Building the Data Warehouse

The types of data from external sources are many and diverse. Some typical sources of interesting data include the following:

■■ Wall Street Journal ■■ Business Week ■■ Forbes ■■ Fortune

■    Industry newsletters

■    Technology reports

■    Dun & Bradstreet (now D&B)

■    Reports generated by consultants specifically for the corporation ■■ Equifax reports

■    Competitive analysis reports

■    Marketing comparison and analysis reports

■    Sales analysis and comparison reports

■    New product announcements

In addition, reports internal to the corporation are of interest as well:

■    Auditor’s quarterly report

■    Annual report

■    Consultant reports

In a sense, the data generated by the Web-based ebusiness environment is unstructured. It is at such a low level of detail that the data must be reconstituted before it is useful. This clickstream data then is merely a sophisticated form of unstructured data.

External/Unstructured Data in the Data Warehouse

Several issues relate to the use and storage of external and unstructured data in the data warehouse. One problem of unstructured data is the frequency of availability. Unlike internally appearing data, there is no real fixed pattern of appearance for external data. This irregularity is a problem because constant monitoring must be set up to ensure that the right data is captured. For some environments, such as the Internet, monitoring programs can be created and used to build automated alerts.

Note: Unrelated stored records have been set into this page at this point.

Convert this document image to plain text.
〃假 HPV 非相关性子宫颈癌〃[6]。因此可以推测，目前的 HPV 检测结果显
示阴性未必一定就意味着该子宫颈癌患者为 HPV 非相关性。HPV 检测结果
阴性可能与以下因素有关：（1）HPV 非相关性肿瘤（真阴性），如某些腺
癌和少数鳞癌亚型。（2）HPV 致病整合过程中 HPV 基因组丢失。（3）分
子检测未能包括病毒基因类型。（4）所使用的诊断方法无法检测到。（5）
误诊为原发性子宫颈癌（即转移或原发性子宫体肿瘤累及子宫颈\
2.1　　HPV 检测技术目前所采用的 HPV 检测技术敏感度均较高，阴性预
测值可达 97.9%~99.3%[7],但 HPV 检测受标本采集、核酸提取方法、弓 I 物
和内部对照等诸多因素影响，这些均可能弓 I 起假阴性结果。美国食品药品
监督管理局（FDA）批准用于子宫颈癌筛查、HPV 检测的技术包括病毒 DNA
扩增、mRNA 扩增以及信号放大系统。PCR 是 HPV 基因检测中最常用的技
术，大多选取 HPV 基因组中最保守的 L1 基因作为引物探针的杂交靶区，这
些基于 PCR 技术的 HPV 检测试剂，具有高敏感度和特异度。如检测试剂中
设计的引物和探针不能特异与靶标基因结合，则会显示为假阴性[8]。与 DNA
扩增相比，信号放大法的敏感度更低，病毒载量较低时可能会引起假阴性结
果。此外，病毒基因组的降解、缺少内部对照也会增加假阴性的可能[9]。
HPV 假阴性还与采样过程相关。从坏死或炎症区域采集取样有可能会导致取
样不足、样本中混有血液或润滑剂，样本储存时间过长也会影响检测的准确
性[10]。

The second problem with external data is that it is totally undisciplined. To be useful, and for placement in the warehouse, a certain amount of reformatting of external data is needed to transform it into an internally acceptable and usable form. A common practice is to convert the external data as it enters the data warehouse environment. External key data is converted to internal key data. Or external data is passed through simple edits, such as a domain check. In addition, the data is often restructured so that it is compatible with internal data.